Estos posicionamientos se visibilizan a partir de imágenes con una dosis de humor que marca un contraste con la crudeza de ciertas situaciones sociopolíticas: encontramos fotografías religiosas cuya asociación con los textos raya en la ironía; intervenciones directas en la publicación con grafismos que tienen como propósito cuestionar al encabezado mismo; consignas de protesta trabajadas con señales; screenshots, memes  y un sinnúmero de recursos visuales que, lejos de resultar una distracción, funcionan en razón del formato editorial desde el que se opera. Las imágenes, en tanto representaciones, se vuelven un relato per se, que dentro de su enfoque irónico adquieren una autonomía en la publicación: no son solo ilustraciones o accesorios para los relatos ficticios, son narrativas que circulan a otros niveles cognitivos y semánticos, volviéndose una interpretación del suceso paralela al texto.

Otro factor a tomar en cuenta es su calidad de ficción. ¿Cómo opera aquí la idea de un escrito de ficción y hasta qué punto se puede mantener como tal?
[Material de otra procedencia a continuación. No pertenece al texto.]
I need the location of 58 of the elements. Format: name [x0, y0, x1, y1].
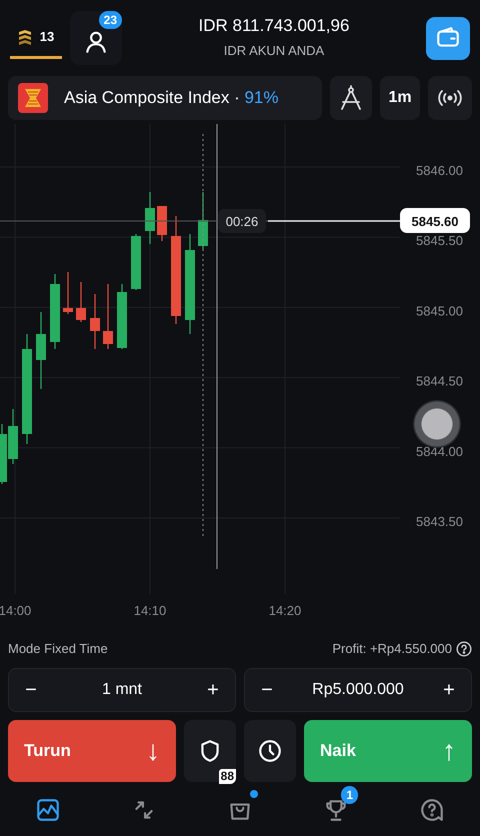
help-icon[interactable]	[456, 641, 472, 657]
candle	[103, 284, 113, 349]
minus-button[interactable]: −	[245, 669, 289, 711]
price-axis-label: 5846.00	[416, 163, 463, 178]
countdown-timer: 00:26	[226, 214, 258, 229]
broadcast-icon	[437, 88, 464, 108]
time-axis-label: 14:20	[268, 603, 302, 618]
candle	[90, 294, 100, 349]
help-bubble-icon	[419, 797, 445, 823]
floating-button[interactable]	[413, 400, 461, 448]
timeframe-button[interactable]: 1m	[380, 76, 420, 120]
flag-icon	[18, 83, 48, 113]
wallet-button[interactable]	[426, 16, 470, 60]
timer-button[interactable]	[244, 720, 296, 782]
asset-name: Asia Composite Index · 91%	[64, 87, 278, 110]
count-badge: 88	[218, 769, 236, 784]
price-axis-label: 5843.50	[416, 514, 463, 529]
chart-icon	[35, 797, 61, 823]
level-tab[interactable]: 13	[10, 17, 62, 59]
mode-label: Mode Fixed Time	[8, 640, 108, 658]
notification-badge: 1	[341, 786, 358, 804]
countdown-pill	[218, 209, 266, 233]
compass-icon	[338, 85, 363, 111]
candle	[8, 409, 18, 464]
balance-amount: IDR 811.743.001,96	[198, 15, 350, 38]
sell-button[interactable]: Turun ↓	[8, 720, 176, 782]
candle	[198, 192, 208, 249]
current-price-tag	[400, 208, 470, 233]
price-axis-label: 5844.00	[416, 444, 463, 459]
candle	[117, 284, 127, 349]
amount-value: Rp5.000.000	[312, 680, 404, 700]
stepper-field[interactable]: − Rp5.000.000 +	[244, 668, 472, 712]
current-price: 5845.60	[412, 214, 458, 229]
clock-icon	[257, 738, 283, 764]
time-axis-label: 14:00	[0, 603, 32, 618]
notification-dot	[250, 790, 258, 798]
insurance-button[interactable]: 88	[184, 720, 236, 782]
account-label: IDR AKUN ANDA	[222, 42, 326, 60]
stack-icon	[18, 28, 32, 44]
minus-button[interactable]: −	[9, 669, 53, 711]
signals-button[interactable]	[428, 76, 472, 120]
price-axis-label: 5845.50	[416, 233, 463, 248]
asset-selector[interactable]: Asia Composite Index · 91%	[8, 76, 322, 120]
plus-button[interactable]: +	[190, 669, 235, 711]
time-axis-label: 14:10	[134, 603, 166, 618]
candle	[131, 234, 141, 290]
price-axis-label: 5845.00	[416, 303, 463, 318]
candle	[157, 206, 167, 241]
notification-badge: 23	[98, 11, 122, 29]
drawing-tool-button[interactable]	[330, 76, 372, 120]
profit-label: Profit: +Rp4.550.000	[332, 640, 452, 658]
candle	[145, 192, 155, 244]
duration-value: 1 mnt	[102, 680, 142, 700]
candle	[63, 272, 73, 314]
stepper-field[interactable]: − 1 mnt +	[8, 668, 236, 712]
candle	[76, 282, 86, 322]
price-axis-label: 5844.50	[416, 374, 463, 389]
plus-button[interactable]: +	[426, 669, 471, 711]
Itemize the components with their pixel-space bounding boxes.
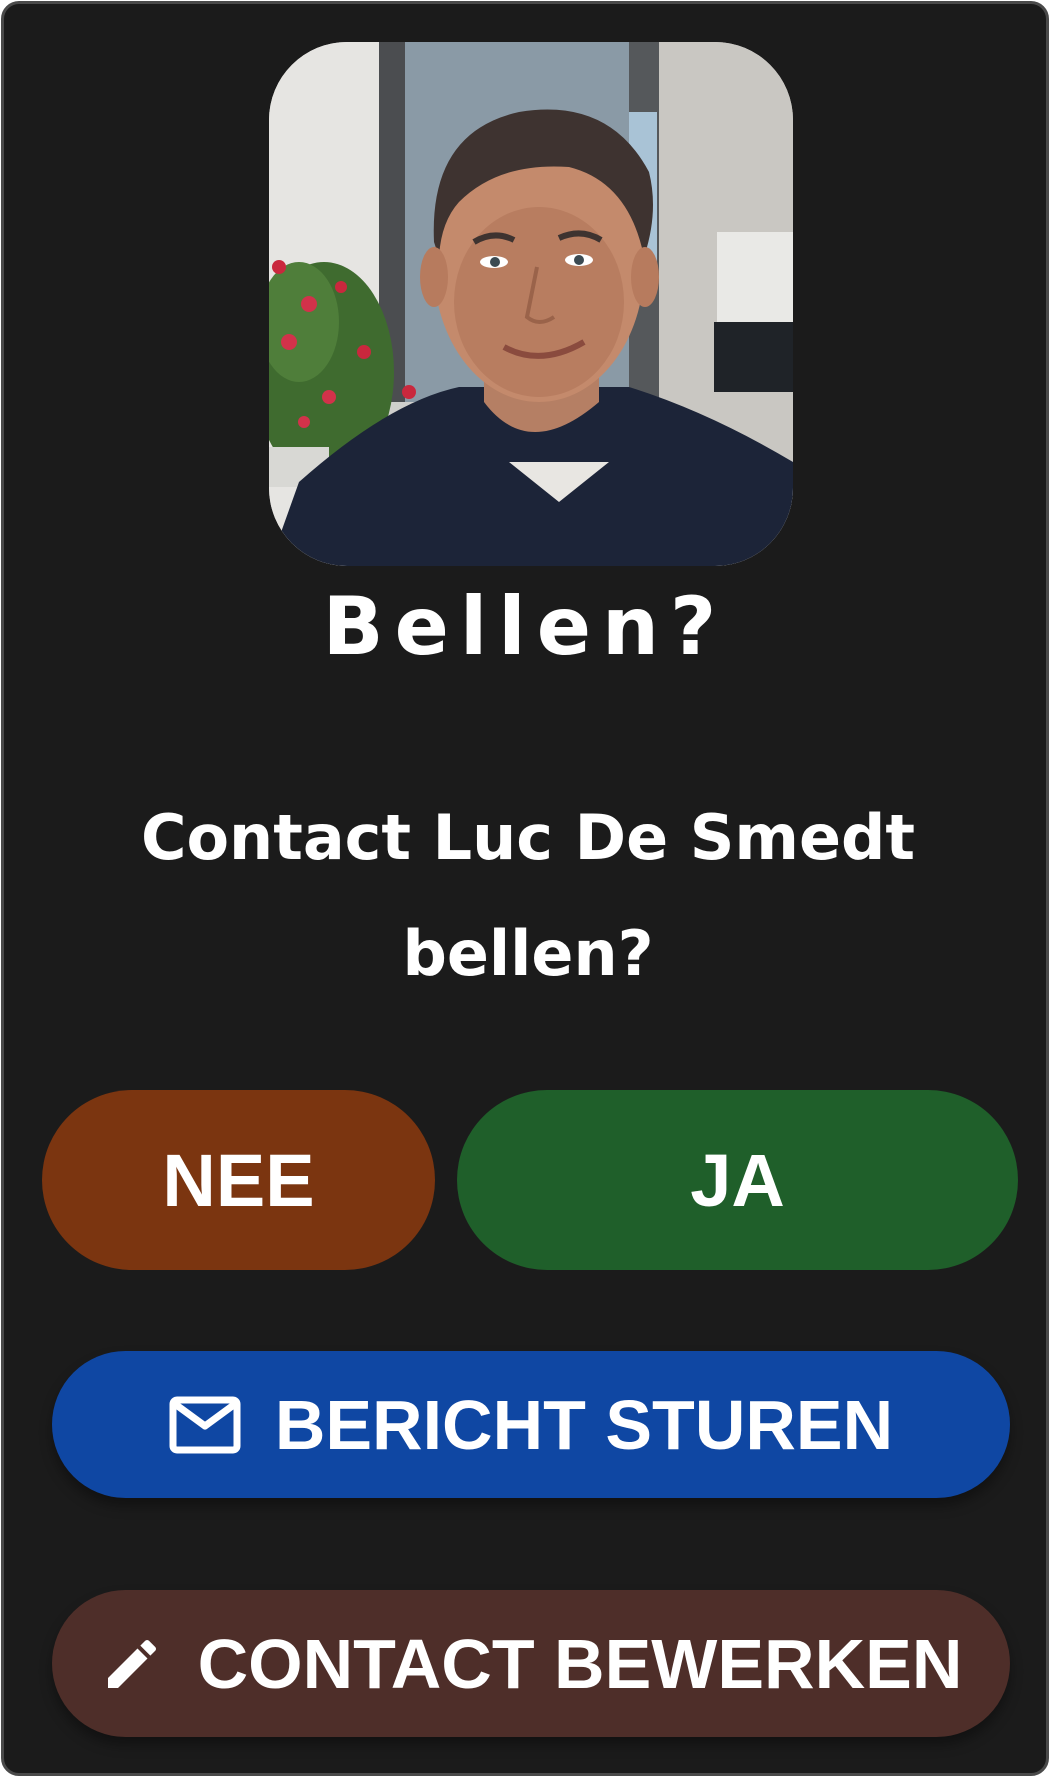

Como hemos mencionado anteriormente, una verdad enunciada por determinado órgano de poder busca a toda costa sofocar otras interpretaciones, valorándolas como ‘locuras’ o ‘datos falsos’. Por ende, sólo podría existir una ficción – en tanto un suceso fingido o inventado, producto de la imaginación– siempre y cuando se reconozca una ‘verdad’. ¿Son las noticias que leemos en el periódico que se desprende del proyecto “Fictitious news” verdaderas ficciones?  La participación colectiva de habitantes de la ciudad, dentro de su condición de sujetos ¿no ‘destapan’ pistas sobre una estructura social que no corresponde con el gran relato de Monterrey? ¿No son, acaso, falsas ficciones, pues llegan a ser más fidedignas, dentro de su condición imaginaria, que lo que presentan los discursos oficiales, matizados por un ideal de progreso imparable y estabilidad absoluta?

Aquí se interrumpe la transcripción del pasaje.